The idea that cities must be “clean” in order to be attractive and progressive is clearly coded. What makes a city “clean”? What makes a city “dirty”? And who decides what that looks like?

Los Angeles has always been a city full of vast cultural traditions, many intersecting unintentionally, many forming over generations. Gentrification unties the bonds made between cultures and people in Los Angeles through forcible displacement, Nitro-coffee shops and art galleries with cold stone floors are the markers of this cultural hollowing. Prime real estate sites are accurately referred to as “vanilla boxes” – blank, soulless canvases that wipe away the traces of previous residents and replace them with something newer, whiter, and worth more money.

The same block in Los Feliz before and after encampment sweeps. (Twitter)

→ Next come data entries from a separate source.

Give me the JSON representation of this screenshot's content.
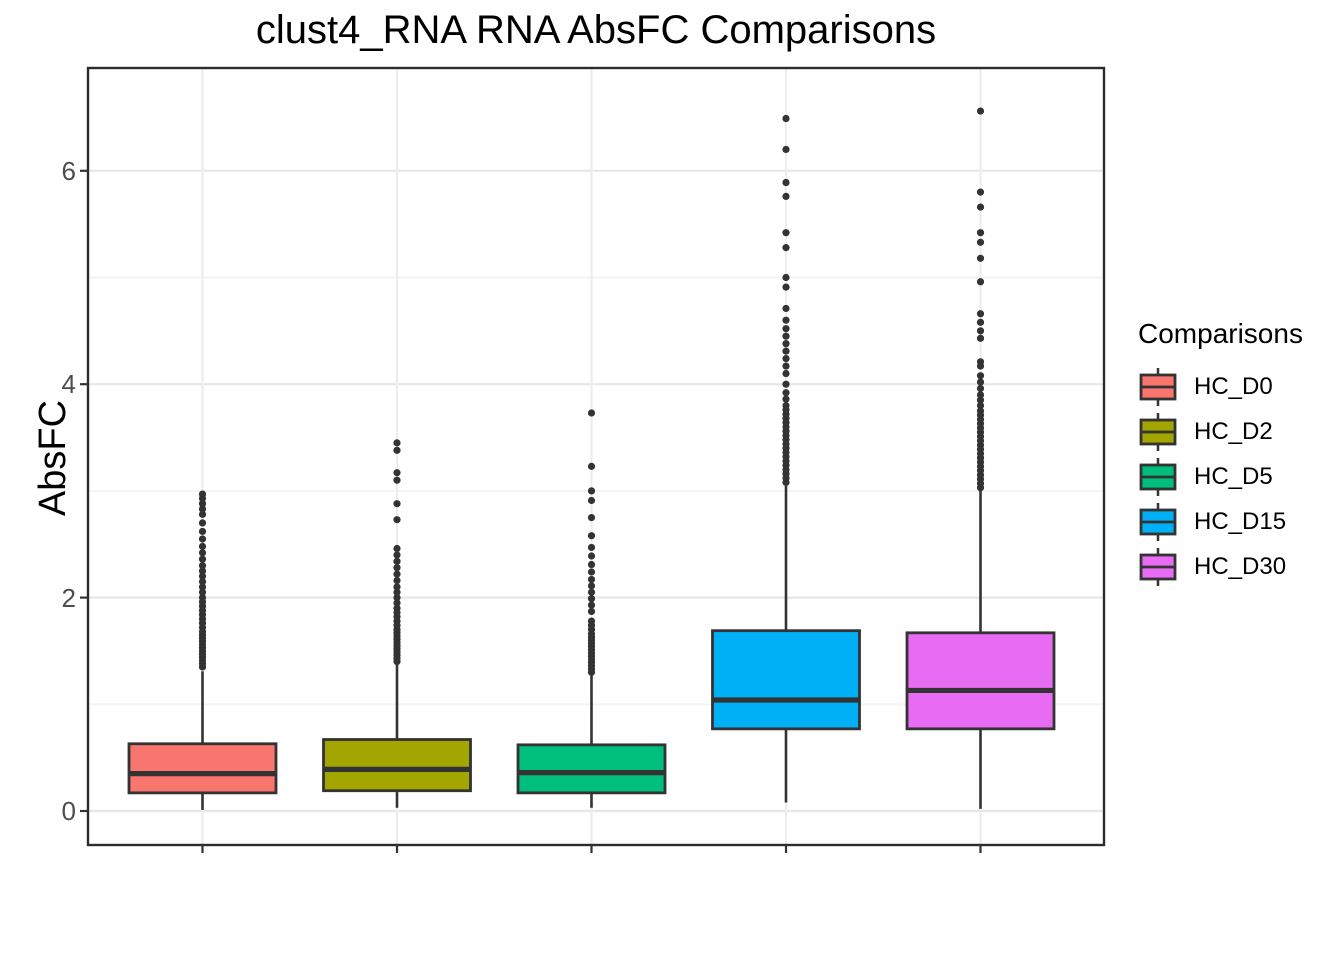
{
  "title": "clust4_RNA RNA AbsFC Comparisons",
  "legend": {
    "title": "Comparisons",
    "items": [
      {
        "label": "HC_D0",
        "color": "#F8766D"
      },
      {
        "label": "HC_D2",
        "color": "#A3A500"
      },
      {
        "label": "HC_D5",
        "color": "#00BF7D"
      },
      {
        "label": "HC_D15",
        "color": "#00B0F6"
      },
      {
        "label": "HC_D30",
        "color": "#E76BF3"
      }
    ]
  },
  "colors": {
    "box_stroke": "#333333",
    "outlier": "#333333",
    "panel_border": "#2d2d2d",
    "grid_major": "#e7e7e7",
    "grid_minor": "#f3f3f3",
    "grid_vertical": "#ededed",
    "tick_label": "#4D4D4D",
    "panel_background": "#ffffff"
  },
  "chart_data": {
    "type": "boxplot",
    "title": "clust4_RNA RNA AbsFC Comparisons",
    "xlabel": "",
    "ylabel": "AbsFC",
    "ylim": [
      -0.32,
      6.96
    ],
    "yticks": [
      0,
      2,
      4,
      6
    ],
    "ytick_labels": [
      "0",
      "2",
      "4",
      "6"
    ],
    "yminor": [
      1,
      3,
      5
    ],
    "grid": true,
    "legend_position": "right",
    "legend_title": "Comparisons",
    "x_tick_labels": [
      "",
      "",
      "",
      "",
      ""
    ],
    "categories": [
      "HC_D0",
      "HC_D2",
      "HC_D5",
      "HC_D15",
      "HC_D30"
    ],
    "series": [
      {
        "name": "HC_D0",
        "color": "#F8766D",
        "whisker_low": 0.01,
        "q1": 0.17,
        "median": 0.35,
        "q3": 0.63,
        "whisker_high": 1.31,
        "outliers": [
          1.35,
          1.38,
          1.41,
          1.44,
          1.47,
          1.5,
          1.53,
          1.56,
          1.59,
          1.62,
          1.65,
          1.68,
          1.72,
          1.76,
          1.8,
          1.84,
          1.88,
          1.92,
          1.96,
          2.0,
          2.05,
          2.1,
          2.15,
          2.2,
          2.25,
          2.3,
          2.36,
          2.42,
          2.48,
          2.55,
          2.62,
          2.7,
          2.78,
          2.83,
          2.88,
          2.93,
          2.97
        ]
      },
      {
        "name": "HC_D2",
        "color": "#A3A500",
        "whisker_low": 0.03,
        "q1": 0.19,
        "median": 0.39,
        "q3": 0.67,
        "whisker_high": 1.37,
        "outliers": [
          1.4,
          1.43,
          1.46,
          1.49,
          1.52,
          1.55,
          1.58,
          1.61,
          1.64,
          1.67,
          1.7,
          1.74,
          1.78,
          1.82,
          1.86,
          1.9,
          1.95,
          2.0,
          2.05,
          2.1,
          2.16,
          2.22,
          2.28,
          2.34,
          2.4,
          2.46,
          2.73,
          2.88,
          3.1,
          3.17,
          3.38,
          3.45
        ]
      },
      {
        "name": "HC_D5",
        "color": "#00BF7D",
        "whisker_low": 0.03,
        "q1": 0.17,
        "median": 0.36,
        "q3": 0.62,
        "whisker_high": 1.27,
        "outliers": [
          1.3,
          1.33,
          1.36,
          1.39,
          1.42,
          1.45,
          1.48,
          1.51,
          1.54,
          1.57,
          1.6,
          1.63,
          1.66,
          1.7,
          1.74,
          1.78,
          1.87,
          1.93,
          1.99,
          2.05,
          2.11,
          2.17,
          2.24,
          2.31,
          2.39,
          2.47,
          2.58,
          2.75,
          2.91,
          3.0,
          3.23,
          3.73
        ]
      },
      {
        "name": "HC_D15",
        "color": "#00B0F6",
        "whisker_low": 0.08,
        "q1": 0.77,
        "median": 1.04,
        "q3": 1.69,
        "whisker_high": 3.05,
        "outliers": [
          3.08,
          3.12,
          3.16,
          3.2,
          3.24,
          3.28,
          3.32,
          3.36,
          3.4,
          3.44,
          3.48,
          3.52,
          3.56,
          3.6,
          3.64,
          3.68,
          3.72,
          3.76,
          3.8,
          3.86,
          3.92,
          4.0,
          4.1,
          4.17,
          4.24,
          4.31,
          4.38,
          4.45,
          4.52,
          4.6,
          4.71,
          4.91,
          5.0,
          5.28,
          5.42,
          5.76,
          5.89,
          6.2,
          6.49
        ]
      },
      {
        "name": "HC_D30",
        "color": "#E76BF3",
        "whisker_low": 0.02,
        "q1": 0.77,
        "median": 1.13,
        "q3": 1.67,
        "whisker_high": 3.0,
        "outliers": [
          3.03,
          3.07,
          3.11,
          3.15,
          3.19,
          3.23,
          3.27,
          3.31,
          3.35,
          3.39,
          3.43,
          3.47,
          3.51,
          3.55,
          3.59,
          3.63,
          3.67,
          3.71,
          3.75,
          3.8,
          3.85,
          3.9,
          3.96,
          4.02,
          4.08,
          4.17,
          4.21,
          4.43,
          4.5,
          4.58,
          4.66,
          4.96,
          5.18,
          5.33,
          5.42,
          5.66,
          5.8,
          6.56
        ]
      }
    ]
  }
}
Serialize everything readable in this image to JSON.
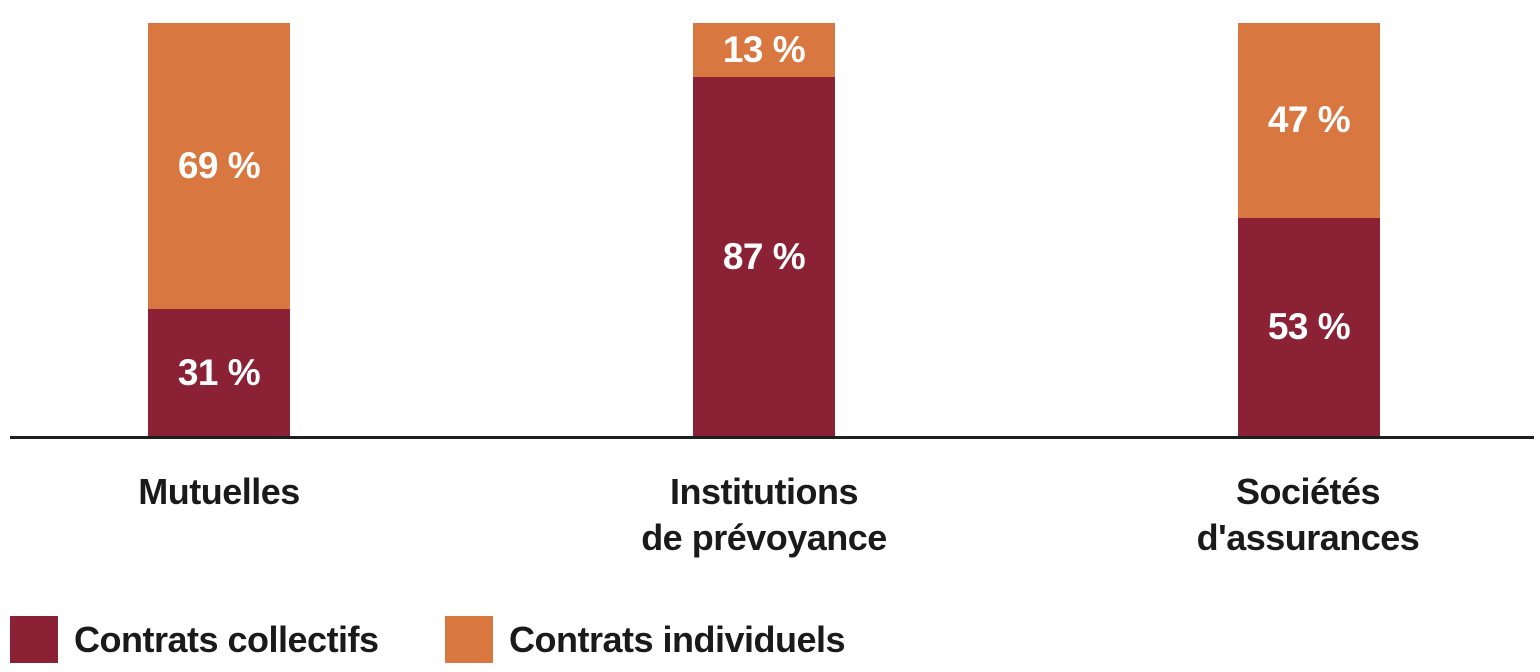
{
  "chart_data": {
    "type": "bar",
    "stacked": true,
    "orientation": "vertical",
    "unit": "%",
    "ylim": [
      0,
      100
    ],
    "grid": false,
    "legend_position": "bottom-left",
    "axis_line_color": "#1f1f1f",
    "text_color": "#1a1a1a",
    "categories": [
      [
        "Mutuelles"
      ],
      [
        "Institutions",
        "de prévoyance"
      ],
      [
        "Sociétés",
        "d'assurances"
      ]
    ],
    "series": [
      {
        "name": "Contrats collectifs",
        "color": "#8b2134",
        "values": [
          31,
          87,
          53
        ],
        "labels": [
          "31 %",
          "87 %",
          "53 %"
        ]
      },
      {
        "name": "Contrats individuels",
        "color": "#d8773f",
        "values": [
          69,
          13,
          47
        ],
        "labels": [
          "69 %",
          "13 %",
          "47 %"
        ]
      }
    ]
  }
}
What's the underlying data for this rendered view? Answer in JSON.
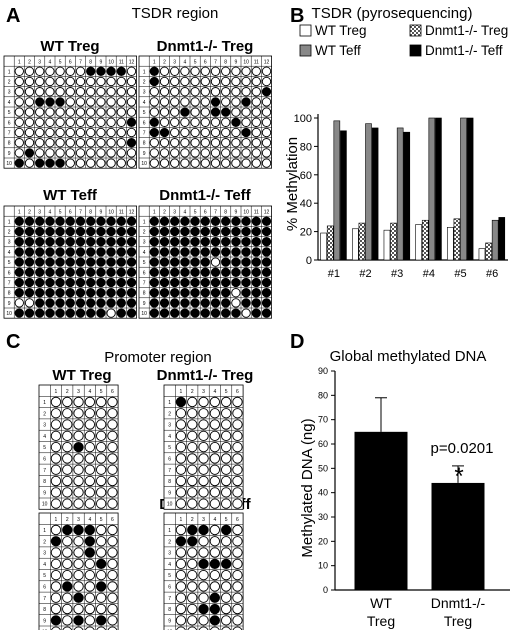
{
  "panels": {
    "A": {
      "letter": "A",
      "title": "TSDR region",
      "cols": [
        "1",
        "2",
        "3",
        "4",
        "5",
        "6",
        "7",
        "8",
        "9",
        "10",
        "11",
        "12"
      ],
      "rows": [
        "1",
        "2",
        "3",
        "4",
        "5",
        "6",
        "7",
        "8",
        "9",
        "10"
      ],
      "grids": [
        {
          "label": "WT Treg",
          "methylated": [
            [
              1,
              8
            ],
            [
              1,
              9
            ],
            [
              1,
              10
            ],
            [
              1,
              11
            ],
            [
              4,
              3
            ],
            [
              4,
              4
            ],
            [
              4,
              5
            ],
            [
              6,
              12
            ],
            [
              8,
              12
            ],
            [
              9,
              2
            ],
            [
              10,
              1
            ],
            [
              10,
              3
            ],
            [
              10,
              4
            ],
            [
              10,
              5
            ]
          ]
        },
        {
          "label": "Dnmt1-/- Treg",
          "methylated": [
            [
              1,
              1
            ],
            [
              2,
              1
            ],
            [
              3,
              12
            ],
            [
              4,
              7
            ],
            [
              4,
              10
            ],
            [
              5,
              4
            ],
            [
              5,
              7
            ],
            [
              5,
              8
            ],
            [
              6,
              1
            ],
            [
              6,
              9
            ],
            [
              7,
              1
            ],
            [
              7,
              2
            ],
            [
              7,
              10
            ]
          ]
        },
        {
          "label": "WT Teff",
          "methylated": "all",
          "unmethylated": [
            [
              9,
              1
            ],
            [
              9,
              2
            ],
            [
              10,
              10
            ]
          ]
        },
        {
          "label": "Dnmt1-/- Teff",
          "methylated": "all",
          "unmethylated": [
            [
              5,
              7
            ],
            [
              8,
              9
            ],
            [
              9,
              9
            ],
            [
              10,
              10
            ]
          ]
        }
      ]
    },
    "C": {
      "letter": "C",
      "title": "Promoter region",
      "cols": [
        "1",
        "2",
        "3",
        "4",
        "5",
        "6"
      ],
      "rows": [
        "1",
        "2",
        "3",
        "4",
        "5",
        "6",
        "7",
        "8",
        "9",
        "10"
      ],
      "grids": [
        {
          "label": "WT Treg",
          "methylated": [
            [
              5,
              3
            ]
          ]
        },
        {
          "label": "Dnmt1-/- Treg",
          "methylated": [
            [
              1,
              1
            ]
          ]
        },
        {
          "label": "WT Teff",
          "methylated": [
            [
              1,
              2
            ],
            [
              1,
              3
            ],
            [
              1,
              4
            ],
            [
              2,
              1
            ],
            [
              2,
              4
            ],
            [
              3,
              4
            ],
            [
              4,
              5
            ],
            [
              6,
              2
            ],
            [
              6,
              5
            ],
            [
              7,
              3
            ],
            [
              9,
              1
            ],
            [
              9,
              3
            ],
            [
              9,
              5
            ]
          ]
        },
        {
          "label": "Dnmt1-/- Teff",
          "methylated": [
            [
              1,
              2
            ],
            [
              1,
              3
            ],
            [
              1,
              5
            ],
            [
              2,
              1
            ],
            [
              2,
              2
            ],
            [
              4,
              3
            ],
            [
              4,
              4
            ],
            [
              4,
              5
            ],
            [
              7,
              4
            ],
            [
              8,
              3
            ],
            [
              8,
              4
            ],
            [
              9,
              4
            ]
          ]
        }
      ]
    },
    "B": {
      "letter": "B",
      "title": "TSDR (pyrosequencing)"
    },
    "D": {
      "letter": "D",
      "title": "Global methylated DNA"
    }
  },
  "chart_data": [
    {
      "type": "bar",
      "title": "TSDR (pyrosequencing)",
      "ylabel": "% Methylation",
      "xlabel": "",
      "categories": [
        "#1",
        "#2",
        "#3",
        "#4",
        "#5",
        "#6"
      ],
      "ylim": [
        0,
        100
      ],
      "yticks": [
        "0",
        "20",
        "40",
        "60",
        "80",
        "100"
      ],
      "legend_position": "top",
      "series": [
        {
          "name": "WT Treg",
          "pattern": "white",
          "values": [
            19,
            22,
            21,
            25,
            23,
            8
          ]
        },
        {
          "name": "Dnmt1-/- Treg",
          "pattern": "checker",
          "values": [
            24,
            26,
            26,
            28,
            29,
            12
          ]
        },
        {
          "name": "WT Teff",
          "pattern": "gray",
          "values": [
            98,
            96,
            93,
            100,
            100,
            28
          ]
        },
        {
          "name": "Dnmt1-/- Teff",
          "pattern": "black",
          "values": [
            91,
            93,
            90,
            100,
            100,
            30
          ]
        }
      ]
    },
    {
      "type": "bar",
      "title": "Global methylated DNA",
      "ylabel": "Methylated DNA (ng)",
      "xlabel": "",
      "categories": [
        "WT\nTreg",
        "Dnmt1-/-\nTreg"
      ],
      "values": [
        65,
        44
      ],
      "errors": [
        14,
        7
      ],
      "ylim": [
        0,
        90
      ],
      "yticks": [
        "0",
        "10",
        "20",
        "30",
        "40",
        "50",
        "60",
        "70",
        "80",
        "90"
      ],
      "annotations": {
        "pvalue": "p=0.0201",
        "significance": "*"
      },
      "colors": {
        "bar": "#000000"
      }
    }
  ]
}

Gentrification wears many faces but it always brings with it a promise to cleanse. This process is accelerated by mega-events like the Olympics, which allow politicians and business interests to suspend regular customs to remake the city in a specific image, one that is “clean” and therefore appealing to global investors and corporate sponsors. The International Olympic Committee (IOC) demands a “clean city” for the Games and most hosts keep that promise by incarcerating residents who are disabled or unhoused; by violently displacing poor people of color; and by ruthlessly cracking down on political dissent.

Regardless of these threats, we refuse to be a “clean city.” We will continue subverting the Olympics and their promises to accelerate gentrification, displacement, and police militarization. We will make a mark on Los Angeles, one that will be messy and visible and impossible to ignore.